TV networks cut that out. They know their audience. Joe Lunchbucket doesn’t know or care where the Middle East is. His children can’t name the two oceans on either side of them. They think the Middle East is a country with a capital called Bad Dad. Egypt? Pyramid City. Cairo? Where they only crack your skull, if you’re lucky.

Obama hijacked Egypt to segue into a familiar refrain: “Our approach to Egypt reflects a larger point: the United States will at times work with governments that do not meet the highest international expectations, but who work with us on our core interests.”

So that’s what Egypt has to do: kowtow to a man who’s been to Egypt once. He had a quick coffee with Mubarak and didn’t stop for tea. Next up it’ll be Hillary or Kerry, both smart once. Hillary married Bill. Kerry wooed Teresa Heinz, the baked beans widow.

Like it or lump it, most of the UN earwigs are enjoying free limo parking and drinky poos, courtesy of their own civil wars. Among them: Russia (50 million dead), France (they lost count) the UK (they hadn’t learned to count) China (too many to count). America fought their own to crush the slave drivers in the South. Half a million killed; over a million wounded. One in eight lost an arm or a leg.
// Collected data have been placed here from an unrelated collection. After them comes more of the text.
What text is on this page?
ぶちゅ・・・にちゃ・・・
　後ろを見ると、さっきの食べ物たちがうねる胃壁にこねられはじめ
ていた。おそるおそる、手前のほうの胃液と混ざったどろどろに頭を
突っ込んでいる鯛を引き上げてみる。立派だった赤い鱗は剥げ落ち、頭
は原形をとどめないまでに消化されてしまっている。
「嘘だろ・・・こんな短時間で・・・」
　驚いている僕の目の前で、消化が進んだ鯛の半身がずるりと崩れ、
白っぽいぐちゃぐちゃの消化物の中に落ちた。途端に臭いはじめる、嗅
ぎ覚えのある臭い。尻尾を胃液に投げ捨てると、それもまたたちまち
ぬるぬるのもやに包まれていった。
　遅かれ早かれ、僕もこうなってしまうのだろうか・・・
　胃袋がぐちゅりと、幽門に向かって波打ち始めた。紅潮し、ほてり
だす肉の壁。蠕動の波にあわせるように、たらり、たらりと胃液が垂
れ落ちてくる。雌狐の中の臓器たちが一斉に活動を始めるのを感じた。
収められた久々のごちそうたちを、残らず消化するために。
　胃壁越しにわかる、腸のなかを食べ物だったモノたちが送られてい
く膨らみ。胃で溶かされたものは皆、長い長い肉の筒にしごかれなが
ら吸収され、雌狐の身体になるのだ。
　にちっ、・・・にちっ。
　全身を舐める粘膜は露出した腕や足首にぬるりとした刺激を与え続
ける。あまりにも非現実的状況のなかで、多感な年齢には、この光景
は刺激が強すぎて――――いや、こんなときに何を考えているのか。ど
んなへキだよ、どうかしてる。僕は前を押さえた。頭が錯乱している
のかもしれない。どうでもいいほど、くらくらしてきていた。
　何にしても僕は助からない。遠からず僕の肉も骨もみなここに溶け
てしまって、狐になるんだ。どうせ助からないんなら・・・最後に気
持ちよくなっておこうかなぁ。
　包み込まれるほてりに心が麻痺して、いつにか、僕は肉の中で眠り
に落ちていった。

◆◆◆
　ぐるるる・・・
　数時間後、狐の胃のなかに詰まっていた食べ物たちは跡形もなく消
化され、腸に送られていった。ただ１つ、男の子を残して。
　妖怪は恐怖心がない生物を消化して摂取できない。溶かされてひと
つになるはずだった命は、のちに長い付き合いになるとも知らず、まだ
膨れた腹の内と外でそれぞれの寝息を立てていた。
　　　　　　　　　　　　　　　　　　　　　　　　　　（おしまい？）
Islamists are risking life and limb coveting power. You can bury them with cooked-up charges, lock them up and throw away the key. Call them terrorists, if you will. If they keep at it long enough they end up running the show in one guise or another. Afghanistan is living proof.

America’s influence in Egypt is dipping faster than a Red Sea sunset. Obama says we live in a world of imperfect choices, echoing the defence of the madam caught running a brothel: I’m just offering a public service – keeping naughty boys and girls off the streets.

Philip Whitfield is a Cairo commentator.